Computer vision aims to bridge the gap between man and machine. The goal is to give intelligence and human-like sensing to devices. Once equipped with perception, these will act as our trusted guides in the world of Virtual Reality (VR) and Augmented Reality (AR).
Why Use Computer Vision?
The world described by futurists such as Asimov may not be so far away. We will be able to read each other like open books or see the world as an interactive map right in front of our eyes.
In fact, the next step is Merged Reality (MR), a new way of interacting with virtual worlds through regular gestures. This approach will minimize the side-effects of VR, including headaches.
Once a VR device can detect all the body movements of a user, through high-speed rendering, it can create the illusion of entire worlds. This immersive experience is a place for learning, conducting experiments in a safe environment, or even generating emotions.
The applications of computer vision are already used in e-commerce, medicine, security, and design. Computer vision company InData Labs listed the following as top uses of computer vision aided by AI:
· Multi-Object Detection — useful for automatic e-commerce tagging, counting, and logistics;
· Image Segmentation — best used for medical imaging and facial recognition;
· Image Similarity — great for visual search based on shape, color or even texture;
· Dense Point Cloud Creation — modeling life-like objects and scenes for VR and gaming.
Technical Aspects of Computer Vision
To create the illusion of reality, it is necessary to look inward and outward simultaneously. Computer vision uses external cameras or sensors to map the environment, as well as eye-tracking solutions and gyroscopes to position the user.
Fast computing places the user in an immersive environment, which reacts almost instantly to the user’s inputs. Any lag or delay in rendering is perceived as a flaw in the system and makes the user less inclined to see the virtual environment as real.
Let’s get in a few details about mapping the user, the environment, and other technical requirements.
Putting one or more cameras on the Head-Mounted Display (HMD) gives it the ability to perceive the environment and guide the user away from obstacles such as walls, items or other users.
A significant advantage of this approach of VR rendering is the cost-effectiveness since most smartphone-type cameras are very affordable.
The relevant algorithms for this job are SLAM (Simultaneous Localization and Mapping) and SfM (Structure from Motion).
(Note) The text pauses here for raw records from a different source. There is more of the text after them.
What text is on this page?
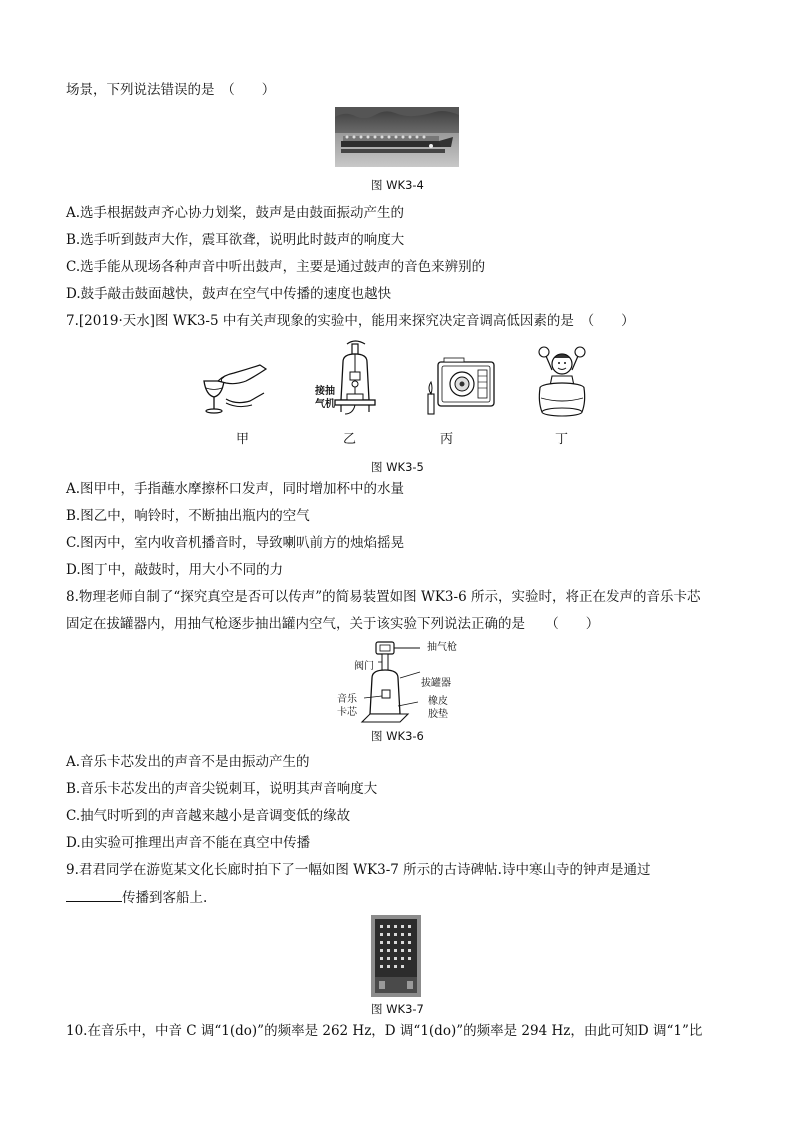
场景，下列说法错误的是　（　　）
图 WK3-4
A.选手根据鼓声齐心协力划桨，鼓声是由鼓面振动产生的
B.选手听到鼓声大作，震耳欲聋，说明此时鼓声的响度大
C.选手能从现场各种声音中听出鼓声，主要是通过鼓声的音色来辨别的
D.鼓手敲击鼓面越快，鼓声在空气中传播的速度也越快
7.[2019·天水]图 WK3-5 中有关声现象的实验中，能用来探究决定音调高低因素的是　（　　）
接抽
气机
甲	乙	丙	丁
图 WK3-5
A.图甲中，手指蘸水摩擦杯口发声，同时增加杯中的水量
B.图乙中，响铃时，不断抽出瓶内的空气
C.图丙中，室内收音机播音时，导致喇叭前方的烛焰摇晃
D.图丁中，敲鼓时，用大小不同的力
8.物理老师自制了“探究真空是否可以传声”的简易装置如图 WK3-6 所示，实验时，将正在发声的音乐卡芯
固定在拔罐器内，用抽气枪逐步抽出罐内空气，关于该实验下列说法正确的是　　（　　）
抽气枪
阀门
拔罐器
音乐
卡芯
橡皮
胶垫
图 WK3-6
A.音乐卡芯发出的声音不是由振动产生的
B.音乐卡芯发出的声音尖锐刺耳，说明其声音响度大
C.抽气时听到的声音越来越小是音调变低的缘故
D.由实验可推理出声音不能在真空中传播
9.君君同学在游览某文化长廊时拍下了一幅如图 WK3-7 所示的古诗碑帖.诗中寒山寺的钟声是通过
传播到客船上.
图 WK3-7
10.在音乐中，中音 C 调“1(do)”的频率是 262 Hz，D 调“1(do)”的频率是 294 Hz，由此可知D 调“1”比
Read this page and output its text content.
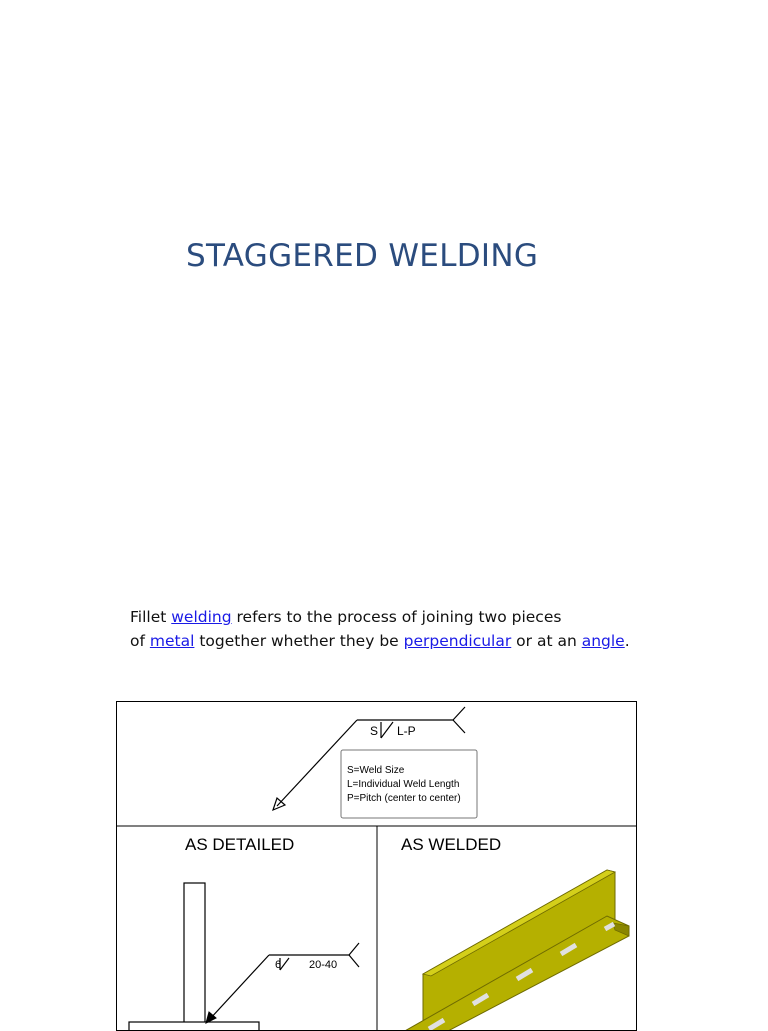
STAGGERED WELDING
Fillet welding refers to the process of joining two pieces
of metal together whether they be perpendicular or at an angle.
S L-P
S=Weld Size
L=Individual Weld Length
P=Pitch (center to center)
AS DETAILED
6	20-40
AS WELDED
The live feed from the camera is analyzed by the algorithm which detects the way specific points, like corners, move. This is similar to what we, as people do when we assess distances and try to avoid objects. Through data fusion techniques, the computer generates a 3D model of the environment, which can be used to create an accurate VR viewpoint.
The downside of this approach is the high volume of computation necessary which can cause glitches. Such temporary disruptions are mostly associated with rapid movements and could result in image freezing or late warnings. This is potentially dangerous since it could lead to collisions and injuries.
3D Sensor Mapping
Fast changes and standing still are two states which are not compatible with mapping through regular cameras. For these situations, when previously discussed technology can’t provide an accurate rendering and endangers the feeling of immersion, 3D mapping is an alternative.
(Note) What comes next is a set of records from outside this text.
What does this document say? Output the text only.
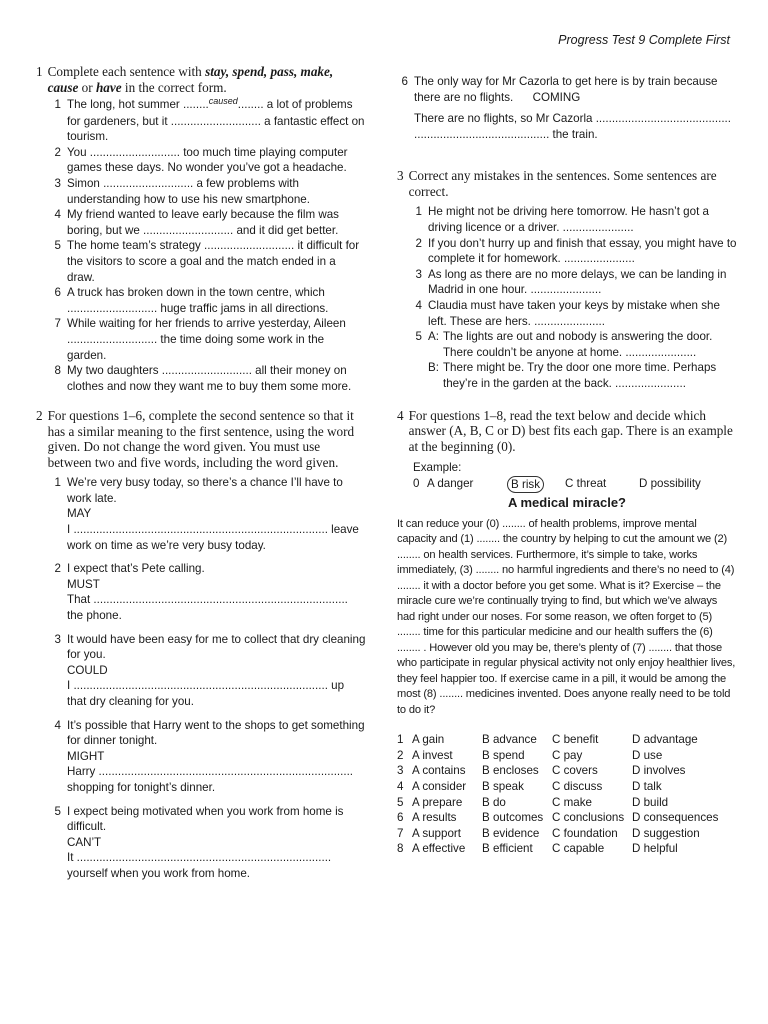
Progress Test 9 Complete First
1 Complete each sentence with stay, spend, pass, make, cause or have in the correct form.
1 The long, hot summer ........$^{caused}$........ a lot of problems for gardeners, but it ............................ a fantastic effect on tourism.
2 You ............................ too much time playing computer games these days. No wonder you’ve got a headache.
3 Simon ............................ a few problems with understanding how to use his new smartphone.
4 My friend wanted to leave early because the film was boring, but we ............................ and it did get better.
5 The home team’s strategy ............................ it difficult for the visitors to score a goal and the match ended in a draw.
6 A truck has broken down in the town centre, which ............................ huge traffic jams in all directions.
7 While waiting for her friends to arrive yesterday, Aileen ............................ the time doing some work in the garden.
8 My two daughters ............................ all their money on clothes and now they want me to buy them some more.
2 For questions 1–6, complete the second sentence so that it has a similar meaning to the first sentence, using the word given. Do not change the word given. You must use between two and five words, including the word given.
1 We’re very busy today, so there’s a chance I’ll have to work late.
MAY
I ............................................................................... leave work on time as we’re very busy today.
2 I expect that’s Pete calling.
MUST
That ............................................................................... the phone.
3 It would have been easy for me to collect that dry cleaning for you.
COULD
I ............................................................................... up that dry cleaning for you.
4 It’s possible that Harry went to the shops to get something for dinner tonight.
MIGHT
Harry ............................................................................... shopping for tonight’s dinner.
5 I expect being motivated when you work from home is difficult.
CAN’T
It ............................................................................... yourself when you work from home.
6 The only way for Mr Cazorla to get here is by train because there are no flights. COMING
There are no flights, so Mr Cazorla .......................................... .......................................... the train.
3 Correct any mistakes in the sentences. Some sentences are correct.
1 He might not be driving here tomorrow. He hasn’t got a driving licence or a driver. ......................
2 If you don’t hurry up and finish that essay, you might have to complete it for homework. ......................
3 As long as there are no more delays, we can be landing in Madrid in one hour. ......................
4 Claudia must have taken your keys by mistake when she left. These are hers. ......................
5 A: The lights are out and nobody is answering the door. There couldn’t be anyone at home. ......................
B: There might be. Try the door one more time. Perhaps they’re in the garden at the back. ......................
4 For questions 1–8, read the text below and decide which answer (A, B, C or D) best fits each gap. There is an example at the beginning (0).
Example:
0 A danger	B risk	C threat	D possibility
A medical miracle?
It can reduce your (0) ........ of health problems, improve mental capacity and (1) ........ the country by helping to cut the amount we (2) ........ on health services. Furthermore, it’s simple to take, works immediately, (3) ........ no harmful ingredients and there’s no need to (4) ........ it with a doctor before you get some. What is it? Exercise – the miracle cure we’re continually trying to find, but which we’ve always had right under our noses. For some reason, we often forget to (5) ........ time for this particular medicine and our health suffers the (6) ........ . However old you may be, there’s plenty of (7) ........ that those who participate in regular physical activity not only enjoy healthier lives, they feel happier too. If exercise came in a pill, it would be among the most (8) ........ medicines invented. Does anyone really need to be told to do it?
1 A gain	B advance	C benefit	D advantage
2 A invest	B spend	C pay	D use
3 A contains	B encloses	C covers	D involves
4 A consider	B speak	C discuss	D talk
5 A prepare	B do	C make	D build
6 A results	B outcomes C conclusions D consequences
7 A support	B evidence	C foundation	D suggestion
8 A effective	B efficient	C capable	D helpful
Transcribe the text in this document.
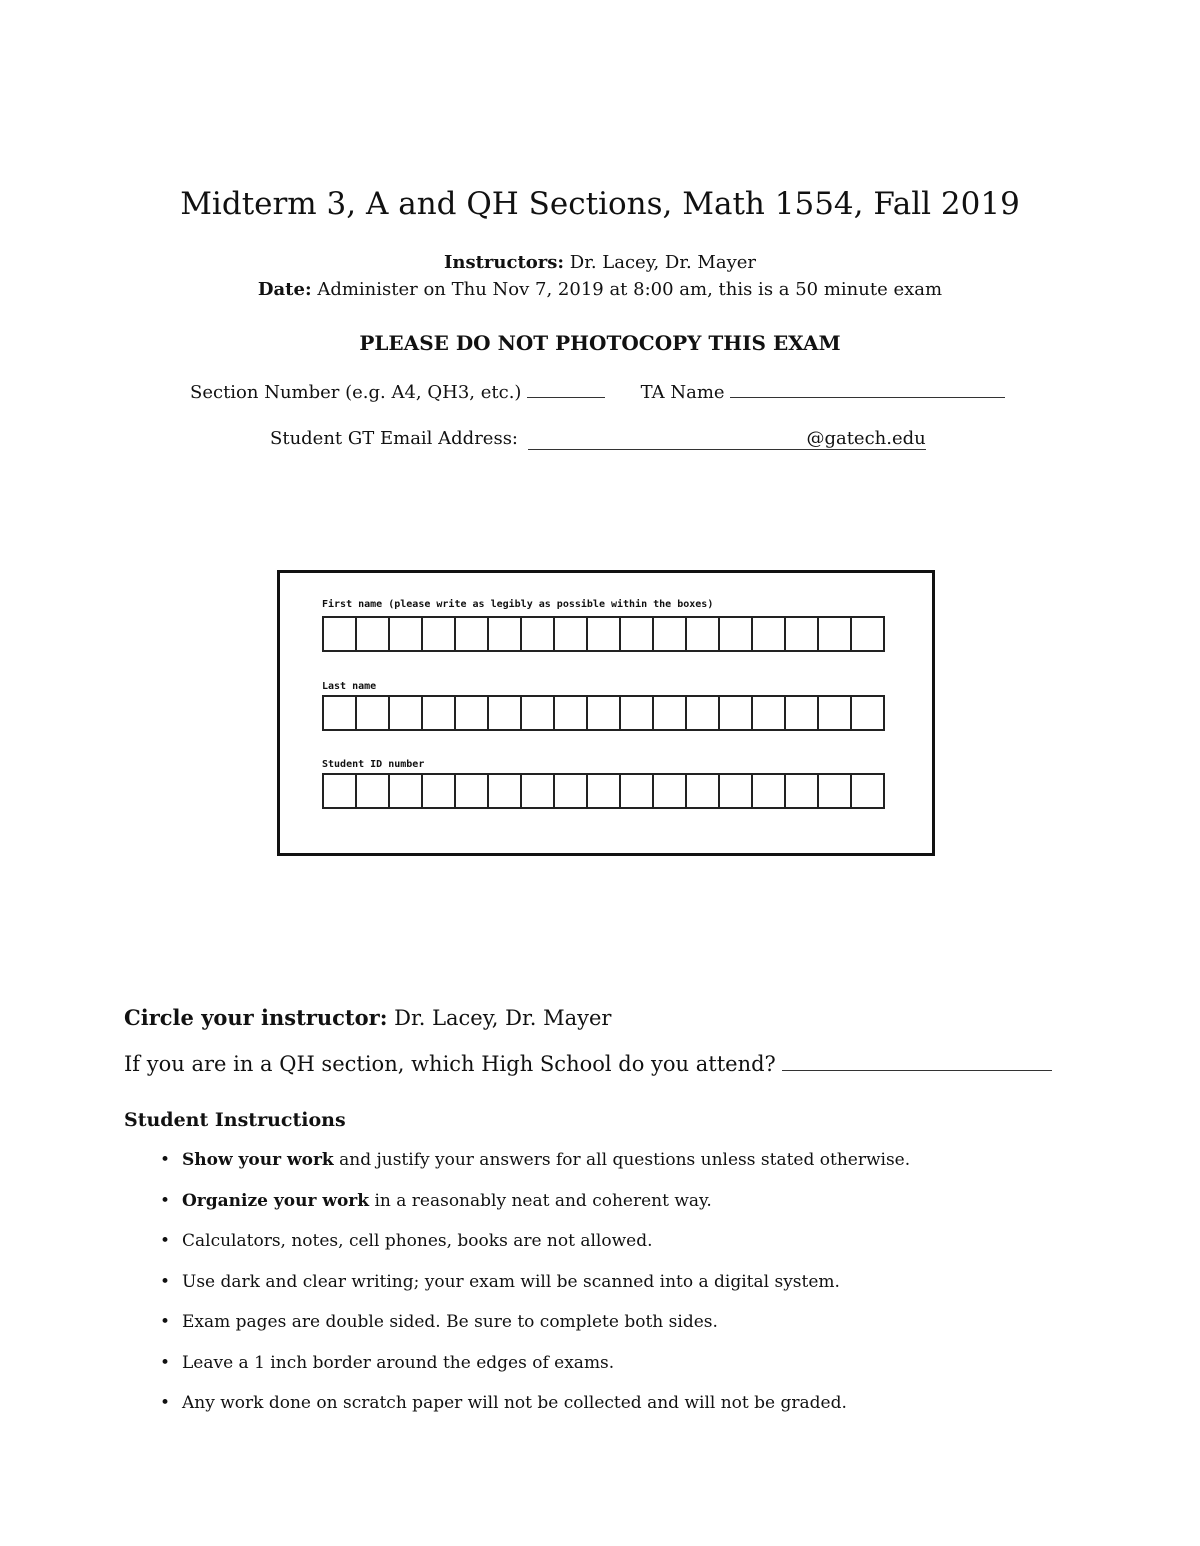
Midterm 3, A and QH Sections, Math 1554, Fall 2019
Instructors: Dr. Lacey, Dr. Mayer
Date: Administer on Thu Nov 7, 2019 at 8:00 am, this is a 50 minute exam
PLEASE DO NOT PHOTOCOPY THIS EXAM
Section Number (e.g. A4, QH3, etc.)	TA Name
Student GT Email Address:	@gatech.edu
First name (please write as legibly as possible within the boxes)
Last name
Student ID number
Circle your instructor: Dr. Lacey, Dr. Mayer
If you are in a QH section, which High School do you attend?
Student Instructions
• Show your work and justify your answers for all questions unless stated otherwise.
• Organize your work in a reasonably neat and coherent way.
• Calculators, notes, cell phones, books are not allowed.
• Use dark and clear writing; your exam will be scanned into a digital system.
• Exam pages are double sided. Be sure to complete both sides.
• Leave a 1 inch border around the edges of exams.
• Any work done on scratch paper will not be collected and will not be graded.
The easiest solution is stereoscopic vision, which mimics human eyes by combining the images from two 2D sensors through triangulation.
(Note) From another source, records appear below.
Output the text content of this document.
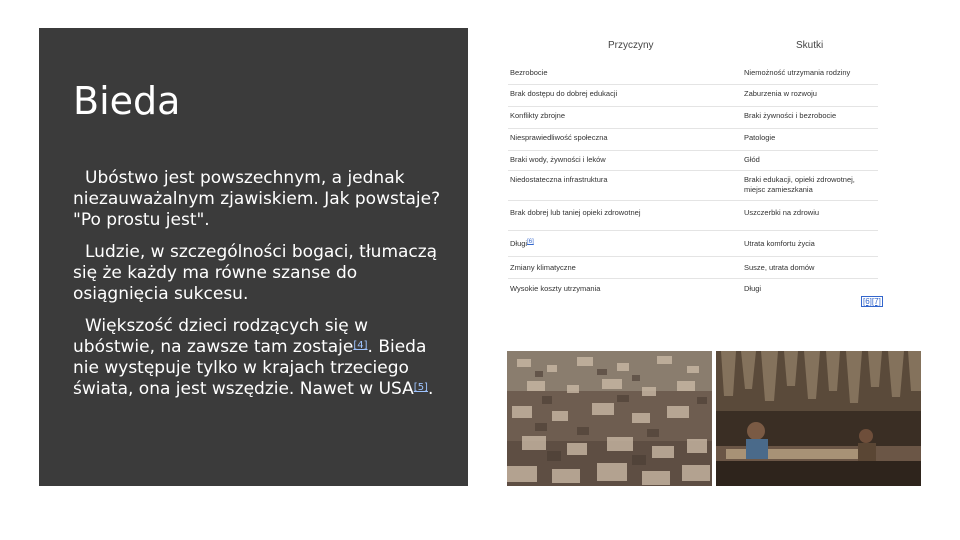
Bieda

Ubóstwo jest powszechnym, a jednak niezauważalnym zjawiskiem. Jak powstaje? "Po prostu jest".

Ludzie, w szczególności bogaci, tłumaczą się że każdy ma równe szanse do osiągnięcia sukcesu.

Większość dzieci rodzących się w ubóstwie, na zawsze tam zostaje[4]. Bieda nie występuje tylko w krajach trzeciego świata, ona jest wszędzie. Nawet w USA[5].

Przyczyny	Skutki
Bezrobocie	Niemożność utrzymania rodziny
Brak dostępu do dobrej edukacji	Zaburzenia w rozwoju
Konflikty zbrojne	Braki żywności i bezrobocie
Niesprawiedliwość społeczna	Patologie
Braki wody, żywności i leków	Głód
Niedostateczna infrastruktura	Braki edukacji, opieki zdrowotnej, miejsc zamieszkania
Brak dobrej lub taniej opieki zdrowotnej	Uszczerbki na zdrowiu
Długi[6]	Utrata komfortu życia
Zmiany klimatyczne	Susze, utrata domów
Wysokie koszty utrzymania	Długi
[6][7]
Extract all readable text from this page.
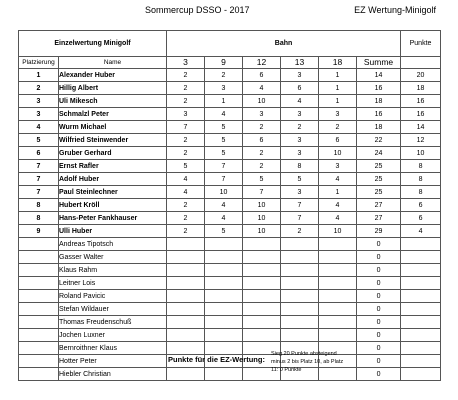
Sommercup DSSO - 2017	EZ Wertung-Minigolf
Einzelwertung Minigolf		Bahn						Punkte
Platzierung	Name	3	9	12	13	18	Summe	
1	Alexander Huber	2	2	6	3	1	14	20
2	Hillig Albert	2	3	4	6	1	16	18
3	Uli Mikesch	2	1	10	4	1	18	16
3	Schmalzl Peter	3	4	3	3	3	16	16
4	Wurm Michael	7	5	2	2	2	18	14
5	Wilfried Steinwender	2	5	6	3	6	22	12
6	Gruber Gerhard	2	5	2	3	10	24	10
7	Ernst Rafler	5	7	2	8	3	25	8
7	Adolf Huber	4	7	5	5	4	25	8
7	Paul Steinlechner	4	10	7	3	1	25	8
8	Hubert Kröll	2	4	10	7	4	27	6
8	Hans-Peter Fankhauser	2	4	10	7	4	27	6
9	Ulli Huber	2	5	10	2	10	29	4
	Andreas Tipotsch						0	
	Gasser Walter						0	
	Klaus Rahm						0	
	Leitner Lois						0	
	Roland Pavicic						0	
	Stefan Wildauer						0	
	Thomas Freudenschuß						0	
	Jochen Luxner						0	
	Bernroithner Klaus						0	
	Hotter Peter						0	
	Hiebler Christian						0	
Punkte für die EZ-Wertung:
Sieg 20 Punkte absteigend
minus 2 bis Platz 10, ab Platz
11: 0 Punkte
Another option which is getting more traction is time-of-flight (ToF). This technique resembles a bat’s echolocation system. The device emits an optical signal, and the algorithm computes the distance to surrounding objects by averaging the reflection. The system can map both stationary items, like walls, as well as moving features, like the user’s hands in real time.
The downsides of these systems are the requirements related to illumination challenges and camera performance. Since these methods rely on high-resolution cameras that need to be small, the costs can rise significantly.
To create believable VR scenes, it is necessary to follow the eye movements of the user closely. A camera located inside the VR headset can track the gaze and render the scenes in the direction the user is focusing their attention. By taking advantage of the eye’s anatomy, the algorithms can optimize rendering and only create details where the person is looking. This saves computational power and system memory without affecting the performance.
Taking into consideration individual particularities such as the focal distance of the eyes can lead to improvements in the perceived reality. Not fitting the device to the wearer creates uncalibrated views and dizziness.
Putting it All Together and Future Developments
Computer vision is not a new toy, but rather an old one which has become more affordable through technical developments. Although the first generation of VR devices is already obsolete, the entire industry is still in its infancy. We can expect further refinements of the technology and the creation of more immersive experiences.
Most people still experience VR as an exceptional event, for example as part of a roadshow or technology fair. The existing headsets are not compatible with our active lifestyles, and the costs are still prohibitive for most users. Once the technology becomes more affordable, it will exit the niche of gaming and novelty and break into the mainstream most likely through educational or retail usage. When these limitations are over, the proliferation of AR, VR, and MR will blossom.